Fuel prices have retreated a little, but they’re still high, and railroads are looking more appealing as a means of transportation and exchange traded funds (ETFs) could be the beneficiaries.

Shippers are more likely to deal with longer transport times and more inconsistent service of rail lines as costs for truck transportation have increased drastically with these fuel prices.

As the staff of SupplyChainDigest explains, the end result of this is expected steady growth in rail volume for years to come. Despite a slowdown as of late, economists feel that there will be strong growth in imports continuing over time.

Railway transportation will also provide environmental advantages as many companies look to reduce their carbon footprints.
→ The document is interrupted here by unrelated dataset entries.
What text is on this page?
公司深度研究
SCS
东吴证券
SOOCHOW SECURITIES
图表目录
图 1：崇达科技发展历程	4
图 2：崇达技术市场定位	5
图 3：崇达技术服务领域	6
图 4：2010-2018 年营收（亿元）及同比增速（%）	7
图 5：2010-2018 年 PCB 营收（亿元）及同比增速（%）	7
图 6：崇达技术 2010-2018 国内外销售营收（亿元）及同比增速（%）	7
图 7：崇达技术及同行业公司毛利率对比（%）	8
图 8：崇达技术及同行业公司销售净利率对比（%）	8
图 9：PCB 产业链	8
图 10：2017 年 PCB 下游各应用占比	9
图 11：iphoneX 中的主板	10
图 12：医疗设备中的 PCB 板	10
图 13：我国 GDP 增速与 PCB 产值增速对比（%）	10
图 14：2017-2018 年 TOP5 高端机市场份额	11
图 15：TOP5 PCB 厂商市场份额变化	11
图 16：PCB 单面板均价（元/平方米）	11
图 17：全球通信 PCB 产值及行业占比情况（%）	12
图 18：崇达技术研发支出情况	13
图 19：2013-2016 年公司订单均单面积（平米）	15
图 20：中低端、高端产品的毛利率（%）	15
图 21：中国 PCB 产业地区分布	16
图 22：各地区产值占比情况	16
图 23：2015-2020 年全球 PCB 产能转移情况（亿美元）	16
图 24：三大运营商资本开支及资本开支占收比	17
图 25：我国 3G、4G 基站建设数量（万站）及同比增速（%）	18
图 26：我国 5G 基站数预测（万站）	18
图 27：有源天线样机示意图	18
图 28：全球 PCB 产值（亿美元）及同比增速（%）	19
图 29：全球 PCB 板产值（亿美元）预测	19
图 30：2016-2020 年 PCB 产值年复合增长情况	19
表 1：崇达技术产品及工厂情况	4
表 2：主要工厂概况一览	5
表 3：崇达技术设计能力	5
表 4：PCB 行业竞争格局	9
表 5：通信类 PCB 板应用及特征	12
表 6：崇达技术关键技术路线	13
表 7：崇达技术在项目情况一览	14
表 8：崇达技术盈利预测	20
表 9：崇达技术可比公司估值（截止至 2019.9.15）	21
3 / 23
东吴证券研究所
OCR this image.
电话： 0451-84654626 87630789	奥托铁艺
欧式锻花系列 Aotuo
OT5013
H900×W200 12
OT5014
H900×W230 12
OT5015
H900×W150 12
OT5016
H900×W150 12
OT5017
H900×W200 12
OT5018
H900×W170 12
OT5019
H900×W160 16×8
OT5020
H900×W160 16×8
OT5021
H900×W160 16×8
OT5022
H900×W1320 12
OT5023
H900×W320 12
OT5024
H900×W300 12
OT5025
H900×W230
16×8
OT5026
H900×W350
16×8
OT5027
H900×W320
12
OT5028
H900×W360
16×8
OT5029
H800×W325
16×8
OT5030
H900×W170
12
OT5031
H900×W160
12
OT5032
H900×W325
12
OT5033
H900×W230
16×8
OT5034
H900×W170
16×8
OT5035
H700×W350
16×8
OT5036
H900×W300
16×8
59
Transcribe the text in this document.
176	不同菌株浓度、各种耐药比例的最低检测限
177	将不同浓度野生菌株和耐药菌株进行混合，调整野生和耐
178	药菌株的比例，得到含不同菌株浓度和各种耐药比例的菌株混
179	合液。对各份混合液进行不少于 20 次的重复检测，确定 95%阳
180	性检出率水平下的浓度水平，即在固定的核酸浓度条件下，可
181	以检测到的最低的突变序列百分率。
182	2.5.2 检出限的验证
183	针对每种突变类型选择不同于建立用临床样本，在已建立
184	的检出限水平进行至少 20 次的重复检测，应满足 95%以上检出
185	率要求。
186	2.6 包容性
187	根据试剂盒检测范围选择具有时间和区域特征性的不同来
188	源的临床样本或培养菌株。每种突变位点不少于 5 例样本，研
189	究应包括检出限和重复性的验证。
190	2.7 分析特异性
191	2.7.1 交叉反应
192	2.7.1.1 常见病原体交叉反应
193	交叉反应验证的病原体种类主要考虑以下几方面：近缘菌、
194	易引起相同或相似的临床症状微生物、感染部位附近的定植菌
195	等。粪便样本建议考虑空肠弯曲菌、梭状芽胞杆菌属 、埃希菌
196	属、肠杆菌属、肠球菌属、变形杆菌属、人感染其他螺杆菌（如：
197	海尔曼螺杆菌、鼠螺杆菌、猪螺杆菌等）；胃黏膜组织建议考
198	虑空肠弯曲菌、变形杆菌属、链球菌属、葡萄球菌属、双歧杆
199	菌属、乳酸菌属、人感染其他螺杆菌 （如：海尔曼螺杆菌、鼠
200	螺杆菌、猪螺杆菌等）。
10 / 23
Politicians may even take action to favor rail movement because even though rail movement is impacted by fuel costs, it is much less than trucking. Today, locomotives get nearly 80% more mileage from a gallon of diesel than they did 30 years ago. They are capable of hauling a ton of freight nearly 400 miles on a gallon of fuel, which is three times farther than the capabilities of a truck.

The advantages of rail carriers also seems to be noticed by investors. Despite the rest of the U.S. stock market being down in 2008, Burlington Northern is up 26% this year and Union Pacific is up 32%. Similarly, European and Asian countries are investing billions into passenger and freight rail infrastructure.

One ETF that could potentially capitalize on a new golden era of railroads is the iShares Dow Jones Transportation Average (IYT).

IYT is up 14.4% year-to-date and four of its top 10holdings are major rail freight carriers in North America. Burlington Northern accounts for 11.2% of the fund, CSX is 5.2%, Norfolk Southern is 5.3%, and Union Pacific is 9.3% of this ETF.